Não sei escrever bonito como foi escrito no panfleto, não sei fazer versos como lá está escrito, não sou poeta, sou estudante de jornalismo, e é triste observar esse panfleto, já que alguns dos apoios político que choram essa derrota foram os mesmos que colocaram o “mito” Ediones Soares pela segunda vez no poder. Mas vamos ser francos,posso não escrever tão bem como no panfleto, mas tenho moral, não ataco pessoas injustamente, não escrevo contra minha própria cidade, contra a minha terra, chamar seus próprios “irmãos” de burros, traidores? É simplesmente lastimável, pode ser que não tenha sido a escolha certa, pode ser que seja mais um erro dos vários que vem acontecendo na historia do município, mas foi escolhido pela maioria, valeu a democracia, se não se pode ter opinião, e tudo tem que ser como os “donos da cidade” querem, melhor voltarmos a viver a ditadura, que ai pelo menos não vamos ter a ilusão que vivemos em um país livre e que a liberdade de escolha é direito de todos.
Você cita o vermelho como a cor do Movimento Sem Terra, sim, é a cor deles, mas acima de tudo é o mesmo vermelho do sangue, da paixão que te levou a escrever essas tristes palavras, que te deixou cego ao ponto de blasfemar contra sua cidade. Parece que os “Sem Terras” de verdade é você que não aceita uma derrota individual, derrota que ao mesmo tempo significa a vitoria da democracia.
Talvez o traíra não esteja sendo criado na Lapa como foi escrito, mas em algum lugar escondido e que ninguém consegue decifrar, pelo menos é o que acham, já que não existe maior traição que a negação de suas culturas.

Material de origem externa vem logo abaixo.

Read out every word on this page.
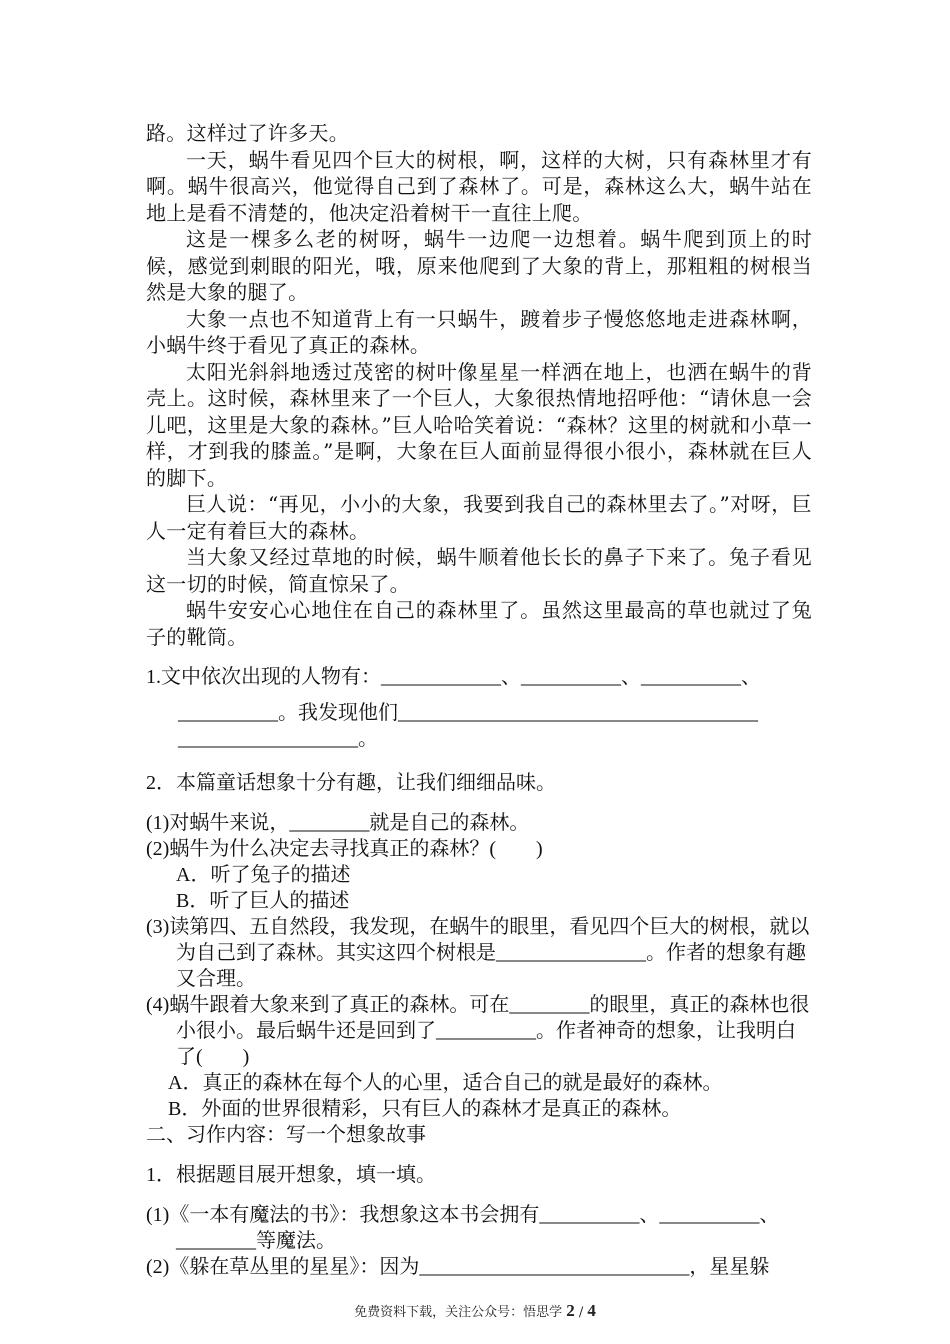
路。这样过了许多天。

一天，蜗牛看见四个巨大的树根，啊，这样的大树，只有森林里才有啊。蜗牛很高兴，他觉得自己到了森林了。可是，森林这么大，蜗牛站在地上是看不清楚的，他决定沿着树干一直往上爬。

这是一棵多么老的树呀，蜗牛一边爬一边想着。蜗牛爬到顶上的时候，感觉到刺眼的阳光，哦，原来他爬到了大象的背上，那粗粗的树根当然是大象的腿了。

大象一点也不知道背上有一只蜗牛，踱着步子慢悠悠地走进森林啊，小蜗牛终于看见了真正的森林。

太阳光斜斜地透过茂密的树叶像星星一样洒在地上，也洒在蜗牛的背壳上。这时候，森林里来了一个巨人，大象很热情地招呼他：“请休息一会儿吧，这里是大象的森林。”巨人哈哈笑着说：“森林？这里的树就和小草一样，才到我的膝盖。”是啊，大象在巨人面前显得很小很小，森林就在巨人的脚下。

巨人说：“再见，小小的大象，我要到我自己的森林里去了。”对呀，巨人一定有着巨大的森林。

当大象又经过草地的时候，蜗牛顺着他长长的鼻子下来了。兔子看见这一切的时候，简直惊呆了。

蜗牛安安心心地住在自己的森林里了。虽然这里最高的草也就过了兔子的靴筒。

1.文中依次出现的人物有：____________、__________、__________、

__________。我发现他们____________________________________

__________________。

2．本篇童话想象十分有趣，让我们细细品味。

(1)对蜗牛来说，________就是自己的森林。

(2)蜗牛为什么决定去寻找真正的森林？(　　)

A．听了兔子的描述

B．听了巨人的描述

(3)读第四、五自然段，我发现，在蜗牛的眼里，看见四个巨大的树根，就以为自己到了森林。其实这四个树根是_______________。作者的想象有趣又合理。

(4)蜗牛跟着大象来到了真正的森林。可在________的眼里，真正的森林也很小很小。最后蜗牛还是回到了__________。作者神奇的想象，让我明白了(　　)

A．真正的森林在每个人的心里，适合自己的就是最好的森林。

B．外面的世界很精彩，只有巨人的森林才是真正的森林。

二、习作内容：写一个想象故事

1．根据题目展开想象，填一填。

(1)《一本有魔法的书》：我想象这本书会拥有__________、__________、________等魔法。

(2)《躲在草丛里的星星》：因为___________________________，星星躲

免费资料下载，关注公众号：悟思学 2 / 4
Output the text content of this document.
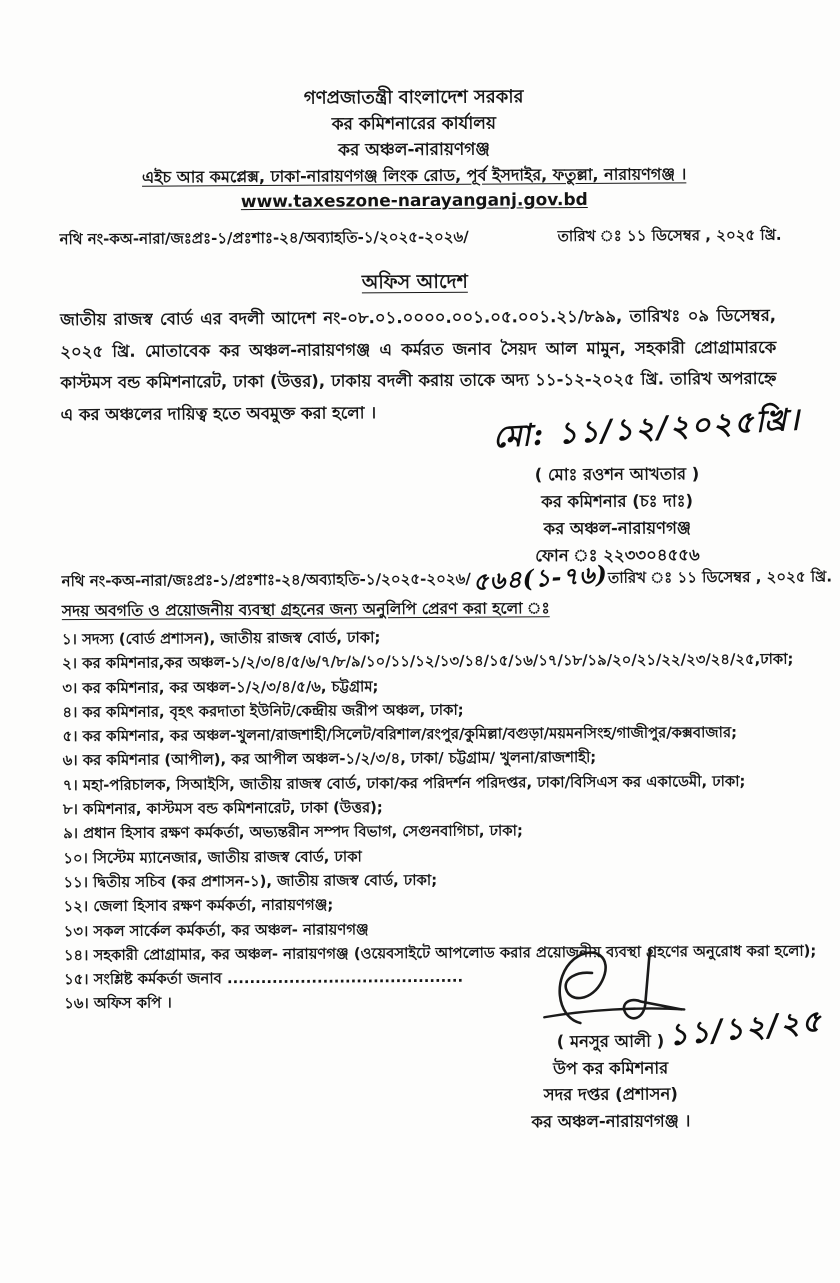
গণপ্রজাতন্ত্রী বাংলাদেশ সরকার
কর কমিশনারের কার্যালয়
কর অঞ্চল-নারায়ণগঞ্জ
এইচ আর কমপ্লেক্স, ঢাকা-নারায়ণগঞ্জ লিংক রোড, পূর্ব ইসদাইর, ফতুল্লা, নারায়ণগঞ্জ ।
www.taxeszone-narayanganj.gov.bd
নথি নং-কঅ-নারা/জঃপ্রঃ-১/প্রঃশাঃ-২৪/অব্যাহতি-১/২০২৫-২০২৬/	তারিখ ঃ ১১ ডিসেম্বর , ২০২৫ খ্রি.
অফিস আদেশ

জাতীয় রাজস্ব বোর্ড এর বদলী আদেশ নং-০৮.০১.০০০০.০০১.০৫.০০১.২১/৮৯৯, তারিখঃ ০৯ ডিসেম্বর, ২০২৫ খ্রি. মোতাবেক কর অঞ্চল-নারায়ণগঞ্জ এ কর্মরত জনাব সৈয়দ আল মামুন, সহকারী প্রোগ্রামারকে কাস্টমস বন্ড কমিশনারেট, ঢাকা (উত্তর), ঢাকায় বদলী করায় তাকে অদ্য ১১-১২-২০২৫ খ্রি. তারিখ অপরাহ্নে এ কর অঞ্চলের দায়িত্ব হতে অবমুক্ত করা হলো ।	মো: ১১/১২/২০২৫খ্রি।
( মোঃ রওশন আখতার )
কর কমিশনার (চঃ দাঃ)
কর অঞ্চল-নারায়ণগঞ্জ
ফোন ঃ ২২৩৩০৪৫৫৬
নথি নং-কঅ-নারা/জঃপ্রঃ-১/প্রঃশাঃ-২৪/অব্যাহতি-১/২০২৫-২০২৬/ ৫৬৪(১-৭৬) তারিখ ঃ ১১ ডিসেম্বর , ২০২৫ খ্রি.
সদয় অবগতি ও প্রয়োজনীয় ব্যবস্থা গ্রহনের জন্য অনুলিপি প্রেরণ করা হলো ঃ
১। সদস্য (বোর্ড প্রশাসন), জাতীয় রাজস্ব বোর্ড, ঢাকা;
২। কর কমিশনার,কর অঞ্চল-১/২/৩/৪/৫/৬/৭/৮/৯/১০/১১/১২/১৩/১৪/১৫/১৬/১৭/১৮/১৯/২০/২১/২২/২৩/২৪/২৫,ঢাকা;
৩। কর কমিশনার, কর অঞ্চল-১/২/৩/৪/৫/৬, চট্টগ্রাম;
৪। কর কমিশনার, বৃহৎ করদাতা ইউনিট/কেন্দ্রীয় জরীপ অঞ্চল, ঢাকা;
৫। কর কমিশনার, কর অঞ্চল-খুলনা/রাজশাহী/সিলেট/বরিশাল/রংপুর/কুমিল্লা/বগুড়া/ময়মনসিংহ/গাজীপুর/কক্সবাজার;
৬। কর কমিশনার (আপীল), কর আপীল অঞ্চল-১/২/৩/৪, ঢাকা/ চট্টগ্রাম/ খুলনা/রাজশাহী;
৭। মহা-পরিচালক, সিআইসি, জাতীয় রাজস্ব বোর্ড, ঢাকা/কর পরিদর্শন পরিদপ্তর, ঢাকা/বিসিএস কর একাডেমী, ঢাকা;
৮। কমিশনার, কাস্টমস বন্ড কমিশনারেট, ঢাকা (উত্তর);
৯। প্রধান হিসাব রক্ষণ কর্মকর্তা, অভ্যন্তরীন সম্পদ বিভাগ, সেগুনবাগিচা, ঢাকা;
১০। সিস্টেম ম্যানেজার, জাতীয় রাজস্ব বোর্ড, ঢাকা
১১। দ্বিতীয় সচিব (কর প্রশাসন-১), জাতীয় রাজস্ব বোর্ড, ঢাকা;
১২। জেলা হিসাব রক্ষণ কর্মকর্তা, নারায়ণগঞ্জ;
১৩। সকল সার্কেল কর্মকর্তা, কর অঞ্চল- নারায়ণগঞ্জ
১৪। সহকারী প্রোগ্রামার, কর অঞ্চল- নারায়ণগঞ্জ (ওয়েবসাইটে আপলোড করার প্রয়োজনীয় ব্যবস্থা গ্রহণের অনুরোধ করা হলো);
১৫। সংশ্লিষ্ট কর্মকর্তা জনাব ..........................................
১৬। অফিস কপি ।
১১/১২/২৫
( মনসুর আলী )
উপ কর কমিশনার
সদর দপ্তর (প্রশাসন)
কর অঞ্চল-নারায়ণগঞ্জ ।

Então senhor autor, você foi sem duvida cheio de criatividade, com um belo texto, com rimas lindas e de grande impacto, mas foi ao mesmo tempo vazio, pobre, se deixou tomar pela ira da derrota, pela decepção da nova escolha, se deixou tomar pelas emoções e atacou seu próprio povo, povo esse que juntos comemoraram na eleição passada a vitoria do atual prefeito. Porem não foi forte, não teve caráter para assumir suas próprias palavras, não teve hombridade de assinar seu próprio texto. Posso estar no caminho errado, no curso errado, aceito tudo isso se você for me responder, mas uma coisa aprendi, palavras, textos, frases, só tem valor quando se tem um autor, enquanto for um “fantasma” o dono delas, não passará de palavras ao vento, de injurias que atacam pessoas e comunidade, não passa de um texto morto sem valor por que o verdadeiro autor é um covarde que não assume suas próprias palavras.
Não escrevo isso por dor de cotovelo ou raiva, na verdade fico triste por você, que mais velho que eu ainda não conseguiu criar uma personalidade, a decepção de ter sido xingado por uma pessoa que não tem nem o caráter de assinar seu próprio nome é triste. Seja mais autentico e honesto contigo mesmo, suas palavras são belas mas seu caráter simplesmente deixou de existir a partir de hoje.